Biomineralisation to improve properties of polymer modified concrete for chloride environments

This research compares the performance of three types of polymer-modified concrete (TPE, LDPE/EVA, and PCL) if bacteria-based solutions are used for reinforced concrete (RC) structures designed for a compressive strength higher than 50 MPa in chloride environments. The aim is to understand the impact on mechanical and durability performance of concrete. These recyclable polymers' use is crucial to increasing the strength at 28 and 60 days. At 60 days, all polymer-modified concrete reached a compressive strength higher than 60 MPa. The use of bioproducts is crucial to lowering the open porosity values to 4%. However, the use of bioproducts tends to delay the increase of concrete's compressive strength with time, especially until the 14 days. The existence of tetra-hedron and pyramid structures in polymer-modified bio concrete indicates that calcite is present, and the quantity of calcium carbonate in the polymer-modified bio concrete is significantly higher than in plain bio-concrete or even plain.
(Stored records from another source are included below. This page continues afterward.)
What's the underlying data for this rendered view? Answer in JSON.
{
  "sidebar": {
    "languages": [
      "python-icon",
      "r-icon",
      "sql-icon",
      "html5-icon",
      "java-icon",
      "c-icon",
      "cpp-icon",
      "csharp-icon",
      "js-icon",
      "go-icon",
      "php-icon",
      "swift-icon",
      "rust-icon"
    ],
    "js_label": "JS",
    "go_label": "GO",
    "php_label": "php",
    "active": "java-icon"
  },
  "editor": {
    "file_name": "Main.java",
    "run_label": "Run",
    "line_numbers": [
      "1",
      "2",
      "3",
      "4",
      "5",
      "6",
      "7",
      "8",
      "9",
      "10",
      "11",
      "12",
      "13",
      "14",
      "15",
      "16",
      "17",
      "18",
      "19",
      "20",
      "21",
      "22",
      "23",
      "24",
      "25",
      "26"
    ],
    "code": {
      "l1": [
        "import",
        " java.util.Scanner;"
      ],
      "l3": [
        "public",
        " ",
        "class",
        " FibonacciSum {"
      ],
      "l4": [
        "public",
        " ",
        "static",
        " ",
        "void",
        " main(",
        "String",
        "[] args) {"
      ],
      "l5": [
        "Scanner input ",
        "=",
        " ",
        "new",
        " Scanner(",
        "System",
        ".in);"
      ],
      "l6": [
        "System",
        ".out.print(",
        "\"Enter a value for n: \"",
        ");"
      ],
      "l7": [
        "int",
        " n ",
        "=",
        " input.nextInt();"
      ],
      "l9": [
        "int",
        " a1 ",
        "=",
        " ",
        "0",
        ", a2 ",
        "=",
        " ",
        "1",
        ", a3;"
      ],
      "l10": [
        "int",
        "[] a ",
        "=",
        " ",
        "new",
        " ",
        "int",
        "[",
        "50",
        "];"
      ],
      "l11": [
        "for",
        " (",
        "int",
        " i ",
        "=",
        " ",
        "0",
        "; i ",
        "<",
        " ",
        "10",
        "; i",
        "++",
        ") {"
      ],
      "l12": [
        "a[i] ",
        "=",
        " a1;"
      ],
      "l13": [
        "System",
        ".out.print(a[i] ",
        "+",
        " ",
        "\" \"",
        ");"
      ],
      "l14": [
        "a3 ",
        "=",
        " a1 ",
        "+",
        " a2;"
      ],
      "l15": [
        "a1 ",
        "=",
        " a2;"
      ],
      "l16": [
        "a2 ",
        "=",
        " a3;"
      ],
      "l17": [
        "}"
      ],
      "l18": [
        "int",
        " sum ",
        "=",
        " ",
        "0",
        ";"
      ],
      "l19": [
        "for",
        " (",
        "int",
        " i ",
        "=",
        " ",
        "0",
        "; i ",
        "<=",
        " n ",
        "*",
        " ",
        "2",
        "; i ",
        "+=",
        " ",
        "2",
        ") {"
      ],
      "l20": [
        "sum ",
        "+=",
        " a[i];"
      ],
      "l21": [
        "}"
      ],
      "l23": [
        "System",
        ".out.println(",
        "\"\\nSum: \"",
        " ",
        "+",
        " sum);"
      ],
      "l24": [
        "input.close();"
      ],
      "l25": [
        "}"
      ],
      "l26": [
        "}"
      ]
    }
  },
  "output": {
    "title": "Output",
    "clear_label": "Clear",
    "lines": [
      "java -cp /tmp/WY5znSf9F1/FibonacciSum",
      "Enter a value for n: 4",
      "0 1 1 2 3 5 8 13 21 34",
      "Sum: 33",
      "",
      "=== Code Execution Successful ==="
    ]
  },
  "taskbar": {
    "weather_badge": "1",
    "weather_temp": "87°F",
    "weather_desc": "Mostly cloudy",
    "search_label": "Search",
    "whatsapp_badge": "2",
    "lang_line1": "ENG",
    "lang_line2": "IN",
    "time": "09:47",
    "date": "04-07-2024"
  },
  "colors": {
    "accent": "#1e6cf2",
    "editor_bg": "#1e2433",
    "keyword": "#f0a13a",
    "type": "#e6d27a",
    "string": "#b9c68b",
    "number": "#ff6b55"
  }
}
The bioproduct plays a dominant role in the capillary control and prevents water migration more effectively in comparison to the use of different polymers in concrete. The bioproduct sub-stantially minimise the migration of chlorides to 7 x 10-12 m2/s, a water-soluble ion in wet/humid concrete porous medium environments, but also at low relative humidity environments, as it happens when the concrete is exposed to capillary suction. The highest electrical resistivity values have been recorded in TPE bio-concrete.

Automated summary

This research analyzes the performance of three types of polymer-modified concrete in chloride environments and the use of bacteria-based solutions for reinforced concrete structures. The study focuses on the mechanical and durability performance of the concrete. The results show that the recyclable polymers contribute to increased strength and decreased porosity, but also delay the concrete's compressive strength increase. The use of bioproducts effectively controls water migration and reduces chloride migration.